HIV behaves unlike most other viruses in some important ways. Usually, when a person is infected with a virus, their immune system creates antibodies that target the bug. That’s usually the starting point for researchers, who work to develop drugs that can imitate that process (but without causing the recipient to develop a full blown reaction to the virus). What’s tricky about HIV, however, is that when a person is infected with the virus, that same process of developing antibodies isn’t triggered.

“One of the reasons why it has been so difficult to make an AIDS vaccine is that the virus infects the very cells of the immune system that any vaccine is supposed to induce,” senior author Dr. Guido Silvestri, chief of microbiology and immunology at Yerkes National Primate Research Center said in a statement.

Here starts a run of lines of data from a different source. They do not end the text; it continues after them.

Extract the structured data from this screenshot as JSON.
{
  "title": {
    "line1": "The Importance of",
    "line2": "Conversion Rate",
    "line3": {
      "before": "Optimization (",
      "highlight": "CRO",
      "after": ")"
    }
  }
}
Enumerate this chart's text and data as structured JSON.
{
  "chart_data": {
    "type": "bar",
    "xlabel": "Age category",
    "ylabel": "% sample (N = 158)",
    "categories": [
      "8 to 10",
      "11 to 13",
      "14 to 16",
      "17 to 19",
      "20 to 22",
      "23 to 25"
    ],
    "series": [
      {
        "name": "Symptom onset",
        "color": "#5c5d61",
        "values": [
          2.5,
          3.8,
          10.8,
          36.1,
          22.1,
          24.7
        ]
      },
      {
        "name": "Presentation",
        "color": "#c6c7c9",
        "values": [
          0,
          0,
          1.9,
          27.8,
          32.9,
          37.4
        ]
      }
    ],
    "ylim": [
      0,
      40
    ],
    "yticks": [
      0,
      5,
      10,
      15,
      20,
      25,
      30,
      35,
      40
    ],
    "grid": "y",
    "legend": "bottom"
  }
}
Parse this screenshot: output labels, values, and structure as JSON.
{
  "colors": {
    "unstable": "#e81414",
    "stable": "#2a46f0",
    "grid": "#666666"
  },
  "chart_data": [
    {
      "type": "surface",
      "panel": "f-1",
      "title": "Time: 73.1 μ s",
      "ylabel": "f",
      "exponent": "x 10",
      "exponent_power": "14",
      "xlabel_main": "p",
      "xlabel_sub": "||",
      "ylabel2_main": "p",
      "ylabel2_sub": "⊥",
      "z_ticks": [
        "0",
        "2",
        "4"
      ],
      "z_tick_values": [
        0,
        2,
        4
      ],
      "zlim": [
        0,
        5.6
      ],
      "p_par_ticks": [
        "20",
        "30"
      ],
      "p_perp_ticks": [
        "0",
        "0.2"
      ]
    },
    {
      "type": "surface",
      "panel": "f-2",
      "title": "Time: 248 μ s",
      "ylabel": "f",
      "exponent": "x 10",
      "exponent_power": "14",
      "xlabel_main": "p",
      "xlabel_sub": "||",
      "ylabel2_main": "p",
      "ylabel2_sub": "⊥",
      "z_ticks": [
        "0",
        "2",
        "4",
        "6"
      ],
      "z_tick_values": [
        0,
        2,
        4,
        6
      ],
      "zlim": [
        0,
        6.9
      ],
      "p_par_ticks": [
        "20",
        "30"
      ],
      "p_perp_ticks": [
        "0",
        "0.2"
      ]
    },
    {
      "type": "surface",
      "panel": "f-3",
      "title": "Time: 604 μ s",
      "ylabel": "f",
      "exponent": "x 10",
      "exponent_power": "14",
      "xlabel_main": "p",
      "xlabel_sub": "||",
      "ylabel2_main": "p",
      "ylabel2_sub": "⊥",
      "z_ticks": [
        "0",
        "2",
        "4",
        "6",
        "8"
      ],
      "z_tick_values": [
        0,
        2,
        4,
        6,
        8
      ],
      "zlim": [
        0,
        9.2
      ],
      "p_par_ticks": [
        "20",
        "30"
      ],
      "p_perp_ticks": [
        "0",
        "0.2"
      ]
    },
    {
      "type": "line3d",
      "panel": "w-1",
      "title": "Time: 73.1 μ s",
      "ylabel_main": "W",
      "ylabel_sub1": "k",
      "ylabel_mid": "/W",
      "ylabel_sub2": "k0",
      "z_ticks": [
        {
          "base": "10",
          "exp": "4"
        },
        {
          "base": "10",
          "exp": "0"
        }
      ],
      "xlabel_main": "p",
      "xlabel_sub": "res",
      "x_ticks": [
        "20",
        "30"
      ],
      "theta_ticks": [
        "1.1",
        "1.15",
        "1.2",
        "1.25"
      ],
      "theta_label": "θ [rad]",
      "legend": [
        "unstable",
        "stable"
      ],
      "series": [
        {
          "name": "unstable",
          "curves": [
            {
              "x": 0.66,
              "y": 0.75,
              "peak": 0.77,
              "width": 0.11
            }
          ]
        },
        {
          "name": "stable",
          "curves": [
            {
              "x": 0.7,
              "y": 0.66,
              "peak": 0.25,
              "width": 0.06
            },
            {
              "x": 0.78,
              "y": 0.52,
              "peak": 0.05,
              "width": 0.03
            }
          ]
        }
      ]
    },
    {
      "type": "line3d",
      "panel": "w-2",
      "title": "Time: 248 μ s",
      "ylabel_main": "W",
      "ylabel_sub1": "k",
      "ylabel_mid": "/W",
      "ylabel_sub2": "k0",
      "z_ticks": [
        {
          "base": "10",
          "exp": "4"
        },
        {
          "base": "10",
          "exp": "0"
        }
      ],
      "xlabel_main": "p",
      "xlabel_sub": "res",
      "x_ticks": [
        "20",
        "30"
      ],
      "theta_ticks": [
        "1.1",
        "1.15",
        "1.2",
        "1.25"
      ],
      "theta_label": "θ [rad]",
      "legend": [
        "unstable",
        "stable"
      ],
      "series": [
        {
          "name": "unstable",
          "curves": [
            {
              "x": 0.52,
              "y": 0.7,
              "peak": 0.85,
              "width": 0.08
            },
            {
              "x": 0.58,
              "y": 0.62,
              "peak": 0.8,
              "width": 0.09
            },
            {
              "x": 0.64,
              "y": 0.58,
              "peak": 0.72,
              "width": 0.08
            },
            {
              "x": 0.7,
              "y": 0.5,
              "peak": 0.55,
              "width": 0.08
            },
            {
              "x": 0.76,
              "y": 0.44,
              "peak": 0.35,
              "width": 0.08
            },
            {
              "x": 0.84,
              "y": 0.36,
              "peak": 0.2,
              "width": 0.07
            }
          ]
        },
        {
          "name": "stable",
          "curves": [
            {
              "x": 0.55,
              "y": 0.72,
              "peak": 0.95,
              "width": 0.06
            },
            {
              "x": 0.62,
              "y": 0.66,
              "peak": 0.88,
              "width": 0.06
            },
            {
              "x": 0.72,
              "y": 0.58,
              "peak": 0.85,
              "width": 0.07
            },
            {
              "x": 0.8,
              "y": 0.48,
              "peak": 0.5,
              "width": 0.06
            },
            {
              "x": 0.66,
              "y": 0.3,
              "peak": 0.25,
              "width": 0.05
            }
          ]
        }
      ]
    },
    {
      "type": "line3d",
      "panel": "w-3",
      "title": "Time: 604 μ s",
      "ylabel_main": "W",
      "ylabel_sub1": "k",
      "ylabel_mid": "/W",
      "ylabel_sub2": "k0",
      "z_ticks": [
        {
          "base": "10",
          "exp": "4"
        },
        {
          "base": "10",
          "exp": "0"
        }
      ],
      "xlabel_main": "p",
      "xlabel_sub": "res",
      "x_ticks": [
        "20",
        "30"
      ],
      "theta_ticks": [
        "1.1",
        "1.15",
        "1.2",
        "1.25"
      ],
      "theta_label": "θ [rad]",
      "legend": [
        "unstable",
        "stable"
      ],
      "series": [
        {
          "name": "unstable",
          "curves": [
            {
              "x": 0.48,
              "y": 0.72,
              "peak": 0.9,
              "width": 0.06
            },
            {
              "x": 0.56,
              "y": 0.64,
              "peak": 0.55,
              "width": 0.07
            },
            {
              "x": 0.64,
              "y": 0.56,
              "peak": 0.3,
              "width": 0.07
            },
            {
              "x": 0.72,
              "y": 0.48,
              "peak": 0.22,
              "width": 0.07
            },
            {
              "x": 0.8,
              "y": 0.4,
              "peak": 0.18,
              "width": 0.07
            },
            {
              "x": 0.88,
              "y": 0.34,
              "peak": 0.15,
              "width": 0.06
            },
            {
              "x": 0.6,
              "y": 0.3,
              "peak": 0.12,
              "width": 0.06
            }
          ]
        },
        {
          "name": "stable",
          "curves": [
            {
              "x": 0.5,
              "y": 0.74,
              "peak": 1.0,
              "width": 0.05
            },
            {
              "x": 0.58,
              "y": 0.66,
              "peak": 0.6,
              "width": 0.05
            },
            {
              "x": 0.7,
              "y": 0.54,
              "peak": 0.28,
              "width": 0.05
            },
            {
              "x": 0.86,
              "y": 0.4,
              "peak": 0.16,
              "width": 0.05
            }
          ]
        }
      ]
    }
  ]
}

Still, expert hope the new vaccine trial will work better than earlier attempts. The new vaccine is based on a version tested in a clinical trial in Thailand, with results that were released in 2009. The study showed that the vaccine was about 30% effective at preventing infection over 3.5 years. In the new trial, researchers hope to spur greater protection against the virus for longer. The results are expected to be available in late 2020.